Jaemin bardzo polubił Hyucka, imponował mu tym jak bardzo troszczył się o Marka, od razu było widać, że kocha go najmocniej na świecie i to ze wzajemnością.
Różowo włosy bardzo liczył na to, że Mark wyzdrowieje i razem z Hyuckiem wylecą do Kanady, tak jak bardzo chciał tego starszy.

Stojąc już przed stolikiem, Jaemin uśmiechnął się szeroko, przytulając po kolei swoich przyjaciół na powitanie.
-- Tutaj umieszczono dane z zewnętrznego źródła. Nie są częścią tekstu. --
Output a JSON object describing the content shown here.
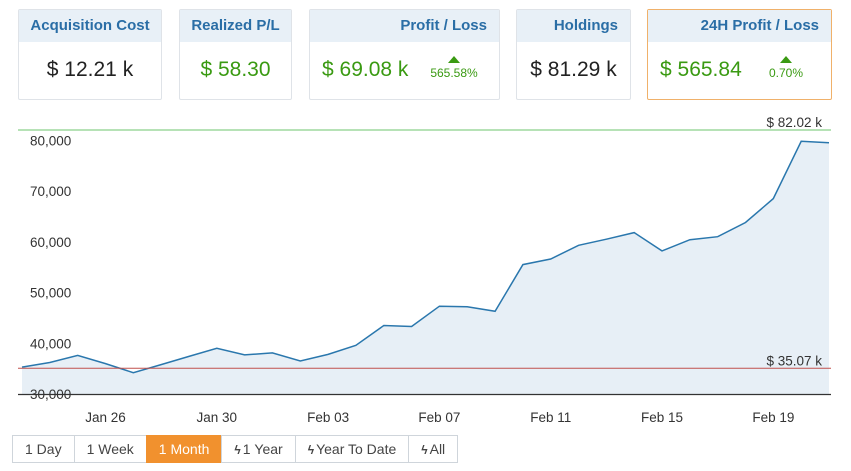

-Hej, Nana! Jesteś głodny? Wzięliśmy Ci kurczaka z pieczonymi ziemniakami. - Odezwał się Hyuck, uśmiechając się szeroko.

Jaemin od razu pokiwał twierdząco głową, zajmując miejsce przy stoliku. Między nimi nigdy nie padały pytania typu: ,, Jak się czujesz? ",, Wszystko w porządku?". Wszyscy wiedzieli, że nie czują się dobrze, a i nic nie jest w porządku.
Po prostu unikali tych tematów, przecież było dużo przyjemniejszych rzeczy o których mogli rozmawiać, rak nie koniecznie do nich należał.

-Wiecie, przywieźli dzisiaj do szpitala takiego chłopaka. Ratownik powiedział, że brał udział w wypadku samochodowym. Chciałbym się dowiedzieć co się z nim stało. - zaczął temat Jaemin, który odkąd zobaczył wspomnianego chłopaka, nie mógł przestać o nim myśleć.

-Oh, Nana... Ty jak się na coś uprzesz, to nie ma przebacz. Masz jakiś plan? - Zaśmiał się cicho Mark.

-Właściwe to nie, pewnie będę męczyć wszystkich tak długo, aż w końcu mi powiedzą.

-To dla Ciebie typowe. - Szturchnął go lekko Hyuck.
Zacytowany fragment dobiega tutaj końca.